On Saturday, President Obama laid out his case for a proper American response to the use of chemical weapons in Syria. The president’s case, however, is shot through with inconsistencies. The most glaring of these, as Matthew Frank points out in a very informative post at National Review Online, is legal or constitutional.
As Franck observes, Obama bizarrely claims to be seeking congressional “authorization” for military action in Syria while at the same time claiming that he, as president, already possesses the “authority” to order it. But a president does not need to seek authorization for something he has the authority to do. Conversely, to concede that Congress has a right to authorize the use of force is to admit that it has the right not to authorize it, in which case the use of force will not be authorized. What then becomes of the president’s supposed “authority” here?
Admittedly, the president’s call for congressional authorization is welcome from the standpoint of the person who believes in a limited executive war-making power. If you think the president cannot use military force except pursuant to a declaration of war or when necessary to defend the United States against an imminent attack, then Obama’s apparent unwillingness to move forward without Congress’s support is a good thing. This, however, does not change the fact that Obama’s call for congressional input is absolutely unintelligible on the principles he has put forward, and that according to those principles nothing good can come from such congressional input.
Congress will either vote to authorize military action in Syria or it will decline to do so. If it does vote for such action, then, by Obama’s own lights, it will have set a precedent undermining presidential authority. Congress will have presumed to tell the president that he needed its support to do something that he actually already had authority to do. Thus Obama will hand down a diminished presidency to his successor.
On the other hand, Congress might not vote to authorize the use of force: the force resolution might fail to pass. The president will then confront a choice whether to comply with Congress’s wishes or to order military action in defiance of Congress’s expressed will on the matter. Either choice is harmful according to the arguments the president laid out on Saturday. On the one hand, the president said that he agreed with members of Congress who thought their voices should be heard on this question. If he goes ahead with military action after a force resolution fails to pass Congress, he creates the impression that Congress has a right to withhold an authorization, and that the president has a right to ignore them and go ahead anyway.

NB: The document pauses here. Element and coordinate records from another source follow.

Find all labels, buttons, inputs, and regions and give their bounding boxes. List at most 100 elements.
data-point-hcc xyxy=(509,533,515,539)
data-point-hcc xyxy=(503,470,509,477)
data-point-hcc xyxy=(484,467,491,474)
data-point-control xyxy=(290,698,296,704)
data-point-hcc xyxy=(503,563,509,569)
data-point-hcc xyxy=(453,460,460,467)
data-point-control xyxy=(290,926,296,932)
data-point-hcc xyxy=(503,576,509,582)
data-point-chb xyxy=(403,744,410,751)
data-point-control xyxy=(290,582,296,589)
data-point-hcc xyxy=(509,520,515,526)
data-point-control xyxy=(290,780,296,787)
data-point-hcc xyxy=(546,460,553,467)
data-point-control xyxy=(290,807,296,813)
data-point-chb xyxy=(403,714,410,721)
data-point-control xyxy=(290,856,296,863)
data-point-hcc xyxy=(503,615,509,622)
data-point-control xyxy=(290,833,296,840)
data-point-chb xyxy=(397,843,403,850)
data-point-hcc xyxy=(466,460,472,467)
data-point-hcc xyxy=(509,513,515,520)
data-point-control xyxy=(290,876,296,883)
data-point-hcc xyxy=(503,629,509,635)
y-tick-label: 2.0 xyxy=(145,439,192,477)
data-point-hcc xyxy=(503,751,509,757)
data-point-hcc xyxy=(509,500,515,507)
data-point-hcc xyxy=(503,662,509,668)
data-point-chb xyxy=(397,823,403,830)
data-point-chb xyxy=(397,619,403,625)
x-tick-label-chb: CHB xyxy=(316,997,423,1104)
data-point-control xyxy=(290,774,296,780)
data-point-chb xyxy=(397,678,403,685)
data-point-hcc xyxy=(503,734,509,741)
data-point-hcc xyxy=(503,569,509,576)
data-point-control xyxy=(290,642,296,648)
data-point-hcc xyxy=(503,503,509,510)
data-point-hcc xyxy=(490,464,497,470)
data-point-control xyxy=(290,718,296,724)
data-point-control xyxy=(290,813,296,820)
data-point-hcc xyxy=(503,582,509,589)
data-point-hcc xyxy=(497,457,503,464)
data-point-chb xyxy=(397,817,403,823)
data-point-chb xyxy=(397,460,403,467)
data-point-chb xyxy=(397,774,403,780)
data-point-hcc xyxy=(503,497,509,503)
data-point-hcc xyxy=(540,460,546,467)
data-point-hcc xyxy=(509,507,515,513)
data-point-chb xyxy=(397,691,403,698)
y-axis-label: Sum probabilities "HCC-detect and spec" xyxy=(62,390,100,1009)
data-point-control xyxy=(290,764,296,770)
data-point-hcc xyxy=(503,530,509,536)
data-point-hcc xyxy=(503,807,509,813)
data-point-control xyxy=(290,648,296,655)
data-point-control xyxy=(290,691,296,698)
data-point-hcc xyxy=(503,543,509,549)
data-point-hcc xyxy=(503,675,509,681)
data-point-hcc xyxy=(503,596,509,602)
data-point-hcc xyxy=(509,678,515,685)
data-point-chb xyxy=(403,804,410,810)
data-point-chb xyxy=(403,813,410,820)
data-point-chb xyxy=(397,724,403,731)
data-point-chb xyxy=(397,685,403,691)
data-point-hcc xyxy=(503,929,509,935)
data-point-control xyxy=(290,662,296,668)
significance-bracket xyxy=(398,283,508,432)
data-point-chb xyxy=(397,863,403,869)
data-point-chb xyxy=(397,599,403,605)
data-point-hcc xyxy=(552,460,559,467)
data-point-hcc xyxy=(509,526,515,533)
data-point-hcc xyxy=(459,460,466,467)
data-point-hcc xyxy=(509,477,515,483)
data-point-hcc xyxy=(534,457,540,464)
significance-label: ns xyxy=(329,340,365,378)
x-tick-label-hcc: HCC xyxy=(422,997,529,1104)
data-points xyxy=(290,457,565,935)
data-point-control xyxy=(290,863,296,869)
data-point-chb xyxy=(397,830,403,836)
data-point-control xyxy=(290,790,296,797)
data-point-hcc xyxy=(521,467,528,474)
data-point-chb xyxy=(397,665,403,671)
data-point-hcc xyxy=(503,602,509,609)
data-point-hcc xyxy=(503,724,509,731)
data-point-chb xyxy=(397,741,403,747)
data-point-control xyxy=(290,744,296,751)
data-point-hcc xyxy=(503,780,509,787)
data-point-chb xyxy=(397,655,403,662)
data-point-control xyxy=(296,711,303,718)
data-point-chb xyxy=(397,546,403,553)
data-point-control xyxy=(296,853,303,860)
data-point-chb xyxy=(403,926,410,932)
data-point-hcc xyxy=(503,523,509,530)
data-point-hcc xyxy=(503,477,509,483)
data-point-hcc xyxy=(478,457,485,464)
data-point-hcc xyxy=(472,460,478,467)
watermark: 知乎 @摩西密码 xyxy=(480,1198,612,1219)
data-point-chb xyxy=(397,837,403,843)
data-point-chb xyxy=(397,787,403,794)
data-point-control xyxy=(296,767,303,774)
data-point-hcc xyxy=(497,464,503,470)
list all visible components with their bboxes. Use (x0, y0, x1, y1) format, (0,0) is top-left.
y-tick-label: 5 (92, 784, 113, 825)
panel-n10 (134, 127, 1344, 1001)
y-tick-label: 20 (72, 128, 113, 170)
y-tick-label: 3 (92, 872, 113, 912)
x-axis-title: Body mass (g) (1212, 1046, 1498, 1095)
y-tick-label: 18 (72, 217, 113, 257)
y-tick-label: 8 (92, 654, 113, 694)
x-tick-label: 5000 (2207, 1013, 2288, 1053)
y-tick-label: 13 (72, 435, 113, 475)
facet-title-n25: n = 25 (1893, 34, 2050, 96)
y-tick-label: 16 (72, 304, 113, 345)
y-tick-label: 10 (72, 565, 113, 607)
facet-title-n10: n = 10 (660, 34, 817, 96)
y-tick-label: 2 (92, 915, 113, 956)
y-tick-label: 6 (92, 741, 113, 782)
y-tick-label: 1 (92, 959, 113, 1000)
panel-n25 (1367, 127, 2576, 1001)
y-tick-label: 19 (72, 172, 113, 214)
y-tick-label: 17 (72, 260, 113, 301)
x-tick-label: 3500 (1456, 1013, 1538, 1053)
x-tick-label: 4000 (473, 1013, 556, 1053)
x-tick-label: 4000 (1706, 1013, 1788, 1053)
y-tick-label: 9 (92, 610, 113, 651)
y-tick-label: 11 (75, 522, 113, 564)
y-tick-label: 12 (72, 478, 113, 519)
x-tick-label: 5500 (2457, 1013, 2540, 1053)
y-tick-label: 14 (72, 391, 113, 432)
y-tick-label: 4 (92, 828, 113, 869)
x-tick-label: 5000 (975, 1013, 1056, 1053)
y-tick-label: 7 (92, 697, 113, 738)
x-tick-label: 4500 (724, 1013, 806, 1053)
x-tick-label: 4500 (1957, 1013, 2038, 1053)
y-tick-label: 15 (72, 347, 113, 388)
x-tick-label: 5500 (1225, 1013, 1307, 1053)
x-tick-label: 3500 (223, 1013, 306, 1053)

On the other hand, he also said that military action in Syria is necessary to American security and that he already has authority to order such action. Accordingly, if Congress declines to authorize such force, and he complies with its position, he will be setting the precedent that an American president should expose the country to security risks even when he has authority to protect against them, for the sake of respecting the opinion of Congress.
Whatever you think about the question of the Syria intervention (count me as skeptical), the fact remains that the way the president is approaching this debate is actually creating public confusion about what makes the use of force constitutionally legitimate. To that extent he is making our constitutional democracy weaker, contrary to his expressed intent in his Saturday speech.